Another major finding was that “severe” thromboembolism is likely to accompany thrombophilia: all but one “severe” case had thrombophilia, with “severe” being defined as the extensive spread of thrombosis, caval thromboembolism, or PE. Mortality increased in patients with PE19) and those with thrombosis of both the arms and legs.10) There were no other risk factors predicting “severe” thromboembolism. Although the small sample size prevents us from confirming the significance, thrombophilia may be the most important pre-existing risk factor of severe thromboembolism.
All patients with APS (acquired thrombophilia) also showed severe thromboembolism. The imbalance between coagulants and anticoagulants occurs throughout the body of a patient with thrombophilia. As a result, extensive (“severe”) thromboembolism is likely to occur. A large prospective study16,20) showed that if thrombophylaxis was performed, thromboembolism was not significantly more frequent in APS patients than control subjects (occurrence: 2.3 vs. 1.9%, respectively); this contradicts the present study findings. In the present study, all APS cases were identified during the examination for thromboembolism; i.e., thromboembolism was the first to be detected and APS was the second. This means that the treatment began after thromboembolism detection, and thus, multiple occurrences of thrombus were noted. APS also causes severe obstetrical complications such as fetal growth restriction and preeclampsia. Taken together, this indicates that screening for APS during the first trimester may be ideal. However, Asian people are considered to show a low prevalence compared with Caucasians,21,22,23) so a cost-benefit evaluation may be needed.
This study had some limitations. First, pre-existing risk factors were not analyzed in patients without thromboembolism, which prevented us from calculating cut-off values and performing multivariate analysis of the thromboembolism-related parameters including D-dimer concentrations. Second, only some well-known thrombophilias were examined, while other thrombophilias including plasminogen abnormalities remained unexamined, so we could not rule out the possibility of some other underlying thrombophilic diathesis. Third, as thromboembolism was diagnosed based on symptom manifestations, ‘no’ or ‘mild’ symptoms may have gone undetected. These weaknesses may be inherent to retrospective studies.

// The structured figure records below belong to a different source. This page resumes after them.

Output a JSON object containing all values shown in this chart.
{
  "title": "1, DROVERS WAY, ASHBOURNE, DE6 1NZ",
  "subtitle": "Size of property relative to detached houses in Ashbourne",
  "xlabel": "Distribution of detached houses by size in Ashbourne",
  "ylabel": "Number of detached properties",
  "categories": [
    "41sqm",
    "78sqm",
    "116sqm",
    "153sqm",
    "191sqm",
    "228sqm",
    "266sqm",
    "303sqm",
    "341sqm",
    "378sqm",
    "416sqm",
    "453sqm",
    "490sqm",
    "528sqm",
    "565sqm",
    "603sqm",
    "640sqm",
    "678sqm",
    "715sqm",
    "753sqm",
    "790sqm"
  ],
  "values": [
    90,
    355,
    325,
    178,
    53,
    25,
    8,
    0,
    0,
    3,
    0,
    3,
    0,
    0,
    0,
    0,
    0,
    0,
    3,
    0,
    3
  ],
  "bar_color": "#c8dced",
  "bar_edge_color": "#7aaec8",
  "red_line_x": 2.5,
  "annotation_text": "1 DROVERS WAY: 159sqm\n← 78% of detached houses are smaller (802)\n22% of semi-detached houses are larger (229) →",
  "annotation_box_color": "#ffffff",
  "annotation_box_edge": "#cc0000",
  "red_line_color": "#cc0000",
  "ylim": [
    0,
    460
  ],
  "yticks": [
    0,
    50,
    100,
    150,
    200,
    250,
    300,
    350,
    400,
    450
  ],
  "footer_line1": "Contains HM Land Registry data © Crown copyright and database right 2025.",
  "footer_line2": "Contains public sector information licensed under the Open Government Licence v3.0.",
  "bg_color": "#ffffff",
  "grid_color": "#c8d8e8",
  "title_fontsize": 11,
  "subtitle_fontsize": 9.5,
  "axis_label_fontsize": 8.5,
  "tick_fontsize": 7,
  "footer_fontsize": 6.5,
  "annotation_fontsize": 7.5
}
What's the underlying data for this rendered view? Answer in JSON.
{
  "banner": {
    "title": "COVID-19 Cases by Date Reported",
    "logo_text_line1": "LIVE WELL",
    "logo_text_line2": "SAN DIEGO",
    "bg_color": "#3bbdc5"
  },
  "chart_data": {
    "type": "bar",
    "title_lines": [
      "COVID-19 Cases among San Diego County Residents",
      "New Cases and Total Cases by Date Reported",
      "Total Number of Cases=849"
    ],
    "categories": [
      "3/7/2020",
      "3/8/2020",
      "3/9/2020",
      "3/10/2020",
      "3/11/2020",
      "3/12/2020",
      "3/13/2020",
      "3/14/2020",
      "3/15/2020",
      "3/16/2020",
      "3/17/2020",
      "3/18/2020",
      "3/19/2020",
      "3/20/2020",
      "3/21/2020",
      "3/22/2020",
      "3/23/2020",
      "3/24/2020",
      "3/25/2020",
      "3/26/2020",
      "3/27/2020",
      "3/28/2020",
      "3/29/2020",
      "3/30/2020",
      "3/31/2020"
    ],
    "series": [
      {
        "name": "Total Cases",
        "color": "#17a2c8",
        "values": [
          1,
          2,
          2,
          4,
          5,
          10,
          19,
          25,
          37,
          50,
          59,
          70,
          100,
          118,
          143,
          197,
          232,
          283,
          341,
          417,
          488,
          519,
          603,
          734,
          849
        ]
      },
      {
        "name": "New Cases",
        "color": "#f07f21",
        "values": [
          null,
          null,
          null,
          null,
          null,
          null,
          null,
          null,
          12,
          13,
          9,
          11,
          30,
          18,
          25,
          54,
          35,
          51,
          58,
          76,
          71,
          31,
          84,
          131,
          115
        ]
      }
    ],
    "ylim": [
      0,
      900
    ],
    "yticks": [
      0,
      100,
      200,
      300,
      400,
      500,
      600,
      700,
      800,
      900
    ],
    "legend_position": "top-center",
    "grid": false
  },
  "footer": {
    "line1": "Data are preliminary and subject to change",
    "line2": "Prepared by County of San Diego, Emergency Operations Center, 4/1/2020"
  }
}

In conclusion, thrombophilia and bed rest were the most common pre-existing risk factors for thromboembolism among patients at a Japanese tertiary perinatal center. The most important thrombophilic factors accompanying thromboembolism were PS deficiency and APS. Patients with thrombophilia were likely to show severe thromboembolism. Based on this study, screening may be recommended to identify patients with PS deficiency and APS in Japan; however, the balance with cost-effectiveness should be determined before its actual employment. It is noteworthy that severe thromboembolism was detected in two patients without pre-existing risk factors. A well-designed prospective cohort study targeting pregnant Asian women may be required to characterize more definitively the rates of pregnancy-related thromboembolism in this specific population.
None.
The authors declare no conflicts of interest.